I'm a fan of Ms Frizzle and quote her often here. So I'm not surprised to hear her articulate a position close to my own about the benefits of standardized testing. I'll let her explain:
Ms. Frizzle: Since you asked...A reader emailed me a copy of his article, A Response to Jay Mathews' 'Let's Teach to the Test' from the Real World of Teaching, and asked me what I thought. Honestly, I mostly agree with Mr. Mathews. For starters, I absolutely agree that the phrase "teach to the test" is thrown around without a lot of clarity about what this sort of teaching looks like in real-life.
I work in New York City: trust me, I have seen the bad kind of "teaching to the test." I've read Mr.
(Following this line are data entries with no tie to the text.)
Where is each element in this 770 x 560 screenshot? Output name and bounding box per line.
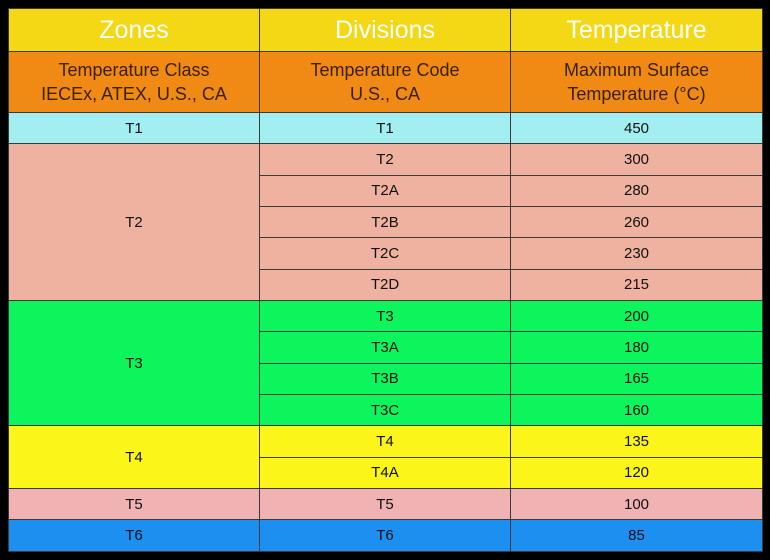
zone-cell: T1	[8, 111, 260, 145]
zones-subheader-line2: IECEx, ATEX, U.S., CA	[41, 84, 227, 104]
code-cell: T1	[259, 111, 511, 145]
temperature-subheader-line2: Temperature (°C)	[567, 84, 706, 104]
code-cell: T2B	[259, 206, 511, 239]
temp-cell: 200	[510, 300, 763, 333]
divisions-subheader: Temperature Code U.S., CA	[259, 51, 511, 113]
table-body: T1 T1 450 T2 T2 300 T2A 280 T2B 260 T2C …	[8, 111, 763, 552]
temperature-subheader: Maximum Surface Temperature (°C)	[510, 51, 763, 113]
temperature-class-table-frame: Zones Divisions Temperature Temperature …	[8, 8, 763, 552]
table-row: T3C 160	[9, 394, 763, 427]
temp-cell: 215	[510, 268, 763, 302]
zone-cell: T4	[8, 425, 260, 490]
temp-cell: 260	[510, 206, 763, 239]
temp-cell: 165	[510, 362, 763, 396]
temp-cell: 85	[510, 519, 763, 552]
code-cell: T2	[259, 143, 511, 176]
code-cell: T4	[259, 425, 511, 458]
temp-cell: 300	[510, 143, 763, 176]
zones-subheader: Temperature Class IECEx, ATEX, U.S., CA	[8, 51, 260, 113]
temperature-class-table: Zones Divisions Temperature Temperature …	[8, 8, 763, 552]
temp-cell: 100	[510, 488, 763, 521]
table-row: T5 T5 100	[8, 488, 763, 521]
zone-cell: T6	[8, 519, 260, 552]
table-row: T3B 165	[9, 362, 763, 396]
table-row: T2A 280	[9, 174, 763, 208]
temp-cell: 180	[510, 331, 763, 364]
table-row: T3A 180	[9, 331, 763, 364]
table-row: T2C 230	[9, 237, 763, 270]
zones-subheader-line1: Temperature Class	[58, 60, 210, 80]
code-cell: T3B	[259, 362, 511, 396]
code-cell: T5	[259, 488, 511, 521]
header-row: Zones Divisions Temperature	[8, 8, 763, 52]
temp-cell: 135	[510, 425, 763, 458]
table-row: T3 T3 200	[8, 300, 763, 427]
temp-cell: 230	[510, 237, 763, 270]
temp-cell: 160	[510, 394, 763, 427]
code-cell: T4A	[259, 456, 511, 490]
code-cell: T3A	[259, 331, 511, 364]
code-cell: T3	[259, 300, 511, 333]
temp-cell: 450	[510, 111, 763, 145]
table-row: T2D 215	[9, 268, 763, 302]
table-row: T1 T1 450	[8, 111, 763, 145]
temperature-subheader-line1: Maximum Surface	[563, 60, 710, 80]
zone-cell: T3	[8, 300, 260, 427]
subheader-row: Temperature Class IECEx, ATEX, U.S., CA …	[8, 51, 763, 113]
code-cell: T6	[259, 519, 511, 552]
code-cell: T2A	[259, 174, 511, 208]
zones-header: Zones	[8, 8, 260, 52]
table-row: T6 T6 85	[8, 519, 763, 552]
temp-cell: 120	[510, 456, 763, 490]
zone-cell: T2	[8, 143, 260, 302]
zone-cell: T5	[8, 488, 260, 521]
table-row: T4A 120	[9, 456, 763, 490]
temp-cell: 280	[510, 174, 763, 208]
divisions-subheader-line1: Temperature Code	[310, 60, 460, 80]
table-row: T4 T4 135	[8, 425, 763, 490]
code-cell: T3C	[259, 394, 511, 427]
divisions-subheader-line2: U.S., CA	[349, 84, 420, 104]
table-row: T2 T2 300	[8, 143, 763, 302]
divisions-header: Divisions	[259, 8, 511, 52]
temperature-header: Temperature	[510, 8, 763, 52]
code-cell: T2C	[259, 237, 511, 270]
code-cell: T2D	[259, 268, 511, 302]
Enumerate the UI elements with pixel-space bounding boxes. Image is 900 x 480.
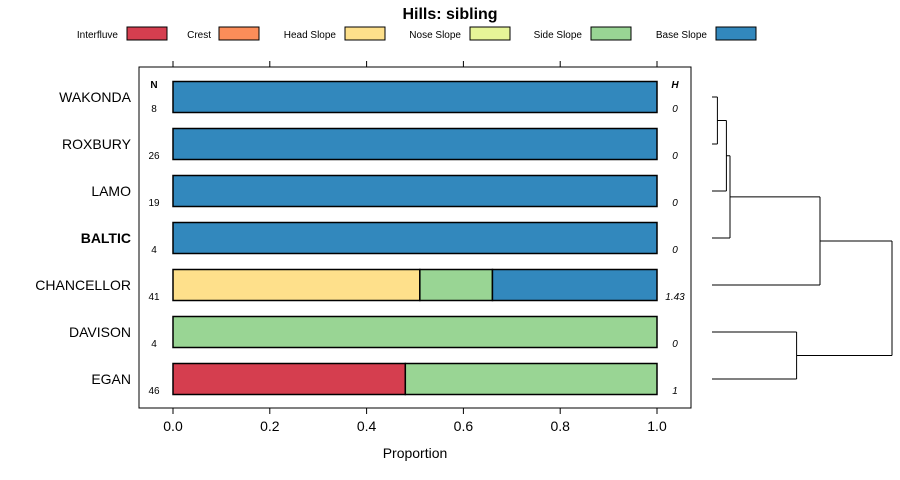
row-label: EGAN <box>91 371 131 387</box>
legend-label: Interfluve <box>77 30 119 41</box>
x-tick-label: 0.0 <box>163 418 183 434</box>
legend-swatch <box>344 26 386 41</box>
h-value: 0 <box>672 151 678 162</box>
bar-segment <box>172 174 658 208</box>
n-column-header: N <box>150 80 157 91</box>
legend-label: Crest <box>187 30 211 41</box>
legend-label: Nose Slope <box>409 30 461 41</box>
h-column-header: H <box>671 80 679 91</box>
n-value: 8 <box>151 104 157 115</box>
row-label: BALTIC <box>81 230 131 246</box>
bar-segment <box>491 268 658 302</box>
legend-swatch <box>715 26 757 41</box>
n-value: 4 <box>151 245 157 256</box>
legend-label: Base Slope <box>656 30 708 41</box>
x-axis: 0.0 0.2 0.4 0.6 0.8 1.0 <box>163 61 667 434</box>
row-label: ROXBURY <box>62 136 132 152</box>
plot-frame <box>138 66 692 409</box>
legend-swatch <box>218 26 260 41</box>
bar-segment <box>172 221 658 255</box>
row-label: CHANCELLOR <box>35 277 131 293</box>
x-tick-label: 1.0 <box>647 418 667 434</box>
x-tick-label: 0.2 <box>260 418 280 434</box>
x-axis-title: Proportion <box>383 445 448 461</box>
bar-segment <box>172 362 407 396</box>
legend-label: Head Slope <box>284 30 337 41</box>
h-value: 0 <box>672 104 678 115</box>
h-value: 0 <box>672 339 678 350</box>
row-label: LAMO <box>91 183 131 199</box>
dendrogram <box>712 96 893 380</box>
h-value: 1 <box>672 386 678 397</box>
bar-segment <box>172 80 658 114</box>
row-label: WAKONDA <box>59 89 131 105</box>
legend-label: Side Slope <box>534 30 583 41</box>
n-value: 26 <box>148 151 160 162</box>
bar-rows: WAKONDA 8 0 ROXBURY 26 0 LAMO 19 0 BALTIC 4 0 CHANCE… <box>35 80 685 397</box>
legend-swatch <box>126 26 168 41</box>
chart-title: Hills: sibling <box>402 6 497 23</box>
bar-segment <box>419 268 494 302</box>
h-value: 0 <box>672 245 678 256</box>
n-value: 46 <box>148 386 160 397</box>
bar-segment <box>404 362 658 396</box>
h-value: 1.43 <box>665 292 685 303</box>
n-value: 41 <box>148 292 160 303</box>
x-tick-label: 0.4 <box>357 418 377 434</box>
n-value: 4 <box>151 339 157 350</box>
x-tick-label: 0.8 <box>550 418 570 434</box>
h-value: 0 <box>672 198 678 209</box>
bar-segment <box>172 315 658 349</box>
n-value: 19 <box>148 198 160 209</box>
x-tick-label: 0.6 <box>454 418 474 434</box>
row-label: DAVISON <box>69 324 131 340</box>
legend-swatch <box>469 26 511 41</box>
legend: Interfluve Crest Head Slope Nose Slope Side … <box>77 26 757 41</box>
legend-swatch <box>590 26 632 41</box>
bar-segment <box>172 127 658 161</box>
bar-segment <box>172 268 421 302</box>
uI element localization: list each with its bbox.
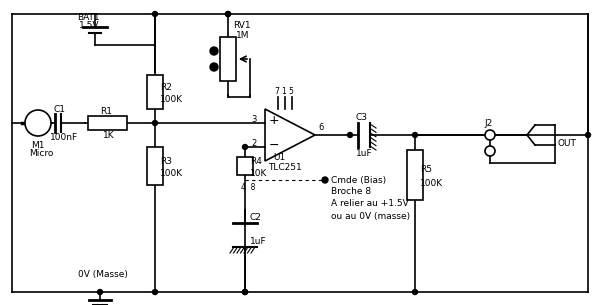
Text: R4: R4: [250, 156, 262, 166]
Text: 5: 5: [288, 87, 293, 95]
Text: R3: R3: [160, 156, 172, 166]
Text: BAT1: BAT1: [77, 13, 100, 23]
Circle shape: [242, 145, 248, 149]
Text: 1: 1: [281, 87, 286, 95]
Circle shape: [152, 120, 157, 125]
Circle shape: [226, 12, 230, 16]
Text: A relier au +1.5V: A relier au +1.5V: [331, 199, 409, 209]
Text: +: +: [269, 113, 280, 127]
Text: 2: 2: [251, 139, 256, 149]
Text: 100nF: 100nF: [50, 132, 78, 142]
Text: R5: R5: [420, 166, 432, 174]
Bar: [220, 37, 236, 81]
Circle shape: [152, 289, 157, 295]
Text: 7: 7: [274, 87, 279, 95]
Text: 6: 6: [318, 123, 323, 131]
Circle shape: [242, 289, 248, 295]
Text: Cmde (Bias): Cmde (Bias): [331, 175, 386, 185]
Bar: [147, 147, 163, 185]
Circle shape: [25, 110, 51, 136]
Circle shape: [97, 289, 103, 295]
Text: OUT: OUT: [557, 138, 576, 148]
Text: C2: C2: [250, 214, 262, 223]
Circle shape: [413, 132, 418, 138]
Text: R2: R2: [160, 82, 172, 92]
Text: RV1: RV1: [233, 21, 251, 30]
Circle shape: [485, 130, 495, 140]
Bar: [237, 157, 253, 175]
Text: Micro: Micro: [29, 149, 53, 159]
Text: U1: U1: [273, 152, 285, 162]
Circle shape: [210, 47, 218, 55]
Text: C3: C3: [356, 113, 368, 121]
Text: R1: R1: [101, 107, 113, 117]
Text: 100K: 100K: [160, 95, 183, 105]
Text: 100K: 100K: [420, 178, 443, 188]
Circle shape: [210, 63, 218, 71]
Text: C1: C1: [53, 105, 65, 113]
Text: ou au 0V (masse): ou au 0V (masse): [331, 211, 410, 221]
Circle shape: [485, 146, 495, 156]
Text: 0V (Masse): 0V (Masse): [78, 270, 128, 278]
Bar: [88, 116, 127, 130]
Text: 1uF: 1uF: [356, 149, 373, 157]
Circle shape: [152, 12, 157, 16]
Text: 1.5V: 1.5V: [79, 20, 100, 30]
Circle shape: [413, 289, 418, 295]
Circle shape: [322, 177, 328, 183]
Text: Broche 8: Broche 8: [331, 188, 371, 196]
Text: 4  8: 4 8: [241, 182, 256, 192]
Circle shape: [347, 132, 353, 138]
Text: TLC251: TLC251: [268, 163, 302, 171]
Text: J2: J2: [484, 119, 492, 127]
Text: 3: 3: [251, 116, 256, 124]
Circle shape: [586, 132, 590, 138]
Text: 1uF: 1uF: [250, 238, 266, 246]
Circle shape: [242, 289, 248, 295]
Text: 100K: 100K: [160, 170, 183, 178]
Text: −: −: [269, 138, 280, 152]
Circle shape: [226, 12, 230, 16]
Text: M1: M1: [31, 141, 44, 149]
Text: 10K: 10K: [250, 170, 268, 178]
Text: 1M: 1M: [236, 31, 250, 41]
Text: 1K: 1K: [103, 131, 114, 141]
Bar: [147, 75, 163, 109]
Bar: [407, 150, 423, 200]
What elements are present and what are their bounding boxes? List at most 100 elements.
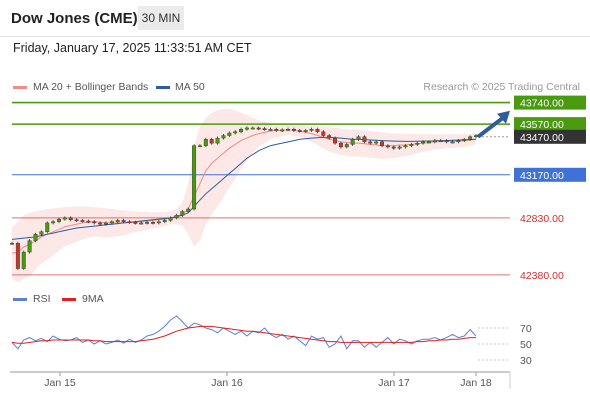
candle bbox=[221, 135, 226, 139]
x-tick-label: Jan 18 bbox=[460, 377, 492, 389]
candle bbox=[368, 141, 373, 144]
rsi-tick-label: 70 bbox=[520, 323, 532, 335]
candle bbox=[356, 136, 361, 140]
candle bbox=[244, 127, 249, 130]
candle bbox=[68, 217, 73, 220]
candle bbox=[391, 146, 396, 149]
candle bbox=[427, 141, 431, 144]
rsi-tick-label: 30 bbox=[520, 355, 532, 367]
candle bbox=[162, 220, 167, 222]
candle bbox=[250, 127, 255, 130]
candle bbox=[92, 221, 97, 224]
candle bbox=[309, 128, 314, 131]
candle bbox=[33, 234, 38, 241]
candle bbox=[421, 141, 426, 144]
candle bbox=[297, 130, 302, 132]
candle bbox=[303, 130, 308, 132]
copyright: Research © 2025 Trading Central bbox=[423, 81, 580, 93]
candle bbox=[468, 136, 473, 140]
candle bbox=[409, 144, 414, 146]
candle bbox=[327, 135, 332, 139]
candle bbox=[62, 217, 67, 220]
rsi-line bbox=[11, 315, 477, 350]
rsi-tick-label: 50 bbox=[520, 339, 532, 351]
9ma-legend-label: 9MA bbox=[82, 293, 104, 305]
candle bbox=[150, 222, 155, 224]
candle bbox=[456, 140, 461, 143]
rsi-9ma-line bbox=[11, 325, 476, 344]
candle bbox=[127, 221, 132, 224]
ma50-line bbox=[11, 136, 477, 240]
candle bbox=[209, 139, 214, 144]
candle bbox=[415, 142, 420, 145]
candle bbox=[139, 222, 144, 225]
rsi-legend-swatch bbox=[13, 298, 27, 301]
candle bbox=[186, 208, 191, 212]
candle bbox=[380, 141, 384, 146]
candle bbox=[280, 129, 285, 132]
candle bbox=[315, 128, 320, 132]
instrument-title: Dow Jones (CME) bbox=[11, 10, 138, 27]
timeframe-button[interactable]: 30 MIN bbox=[138, 6, 184, 30]
candle bbox=[156, 221, 161, 224]
candle bbox=[27, 240, 32, 253]
chart-header: Dow Jones (CME) 30 MIN bbox=[0, 0, 590, 37]
candle bbox=[180, 211, 185, 216]
candle bbox=[438, 140, 443, 143]
candle bbox=[256, 127, 261, 130]
candle bbox=[450, 141, 455, 144]
candle bbox=[57, 218, 61, 222]
candle bbox=[21, 251, 26, 269]
candle bbox=[133, 222, 138, 224]
timestamp: Friday, January 17, 2025 11:33:51 AM CET bbox=[13, 41, 252, 55]
candle bbox=[10, 242, 14, 245]
9ma-legend-swatch bbox=[62, 298, 76, 301]
candle bbox=[192, 145, 197, 210]
candle bbox=[80, 220, 85, 222]
candle bbox=[74, 219, 79, 222]
x-tick-label: Jan 16 bbox=[211, 377, 243, 389]
level-label-bg-1 bbox=[514, 117, 586, 132]
candle bbox=[239, 128, 244, 132]
candle bbox=[291, 128, 296, 131]
ma20-legend-label: MA 20 + Bollinger Bands bbox=[33, 81, 149, 93]
candle bbox=[333, 137, 337, 144]
level-label-bg-3 bbox=[514, 167, 586, 182]
level-label-5: 42380.00 bbox=[520, 270, 564, 282]
candle bbox=[403, 145, 408, 148]
candle bbox=[168, 217, 173, 221]
candle bbox=[39, 231, 44, 235]
candle bbox=[145, 222, 150, 224]
forecast-arrow-head bbox=[497, 110, 510, 124]
candle bbox=[286, 128, 291, 131]
level-label-3: 43170.00 bbox=[520, 170, 564, 182]
rsi-legend-label: RSI bbox=[33, 293, 51, 305]
level-label-bg-0 bbox=[514, 95, 586, 110]
candle bbox=[203, 139, 208, 146]
candle bbox=[262, 128, 267, 130]
candle bbox=[397, 146, 402, 149]
level-label-2: 43470.00 bbox=[520, 132, 564, 144]
candle bbox=[109, 221, 114, 224]
x-tick-label: Jan 15 bbox=[44, 377, 76, 389]
forecast-arrow-shaft bbox=[476, 116, 505, 139]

E's complaints about his school's policy of "all test prep, all the time." […] I think this kind of "teaching to the test" is awful. It's boring for both students and teachers, it replaces projects that ask the kids to engage with material and take pride in their work, and it is a stop-gap measure that allows schools to avoid punitive policies without necessarily resulting in the kids learning a whole lot that will help them outside of test-land.
That said, I "teach to the test."
There, I've said it. I do.
Did that catch your attention? Good.
Go read the whole post. It's worth it! She captures both the value of a measured, limited testing regime and the pitfalls. She does omit any mention of SpEd kids and other sorts of learning differences and how those variables play out (badly) against the testing orthodoxy. But from my experience with my kids, I think she nails it.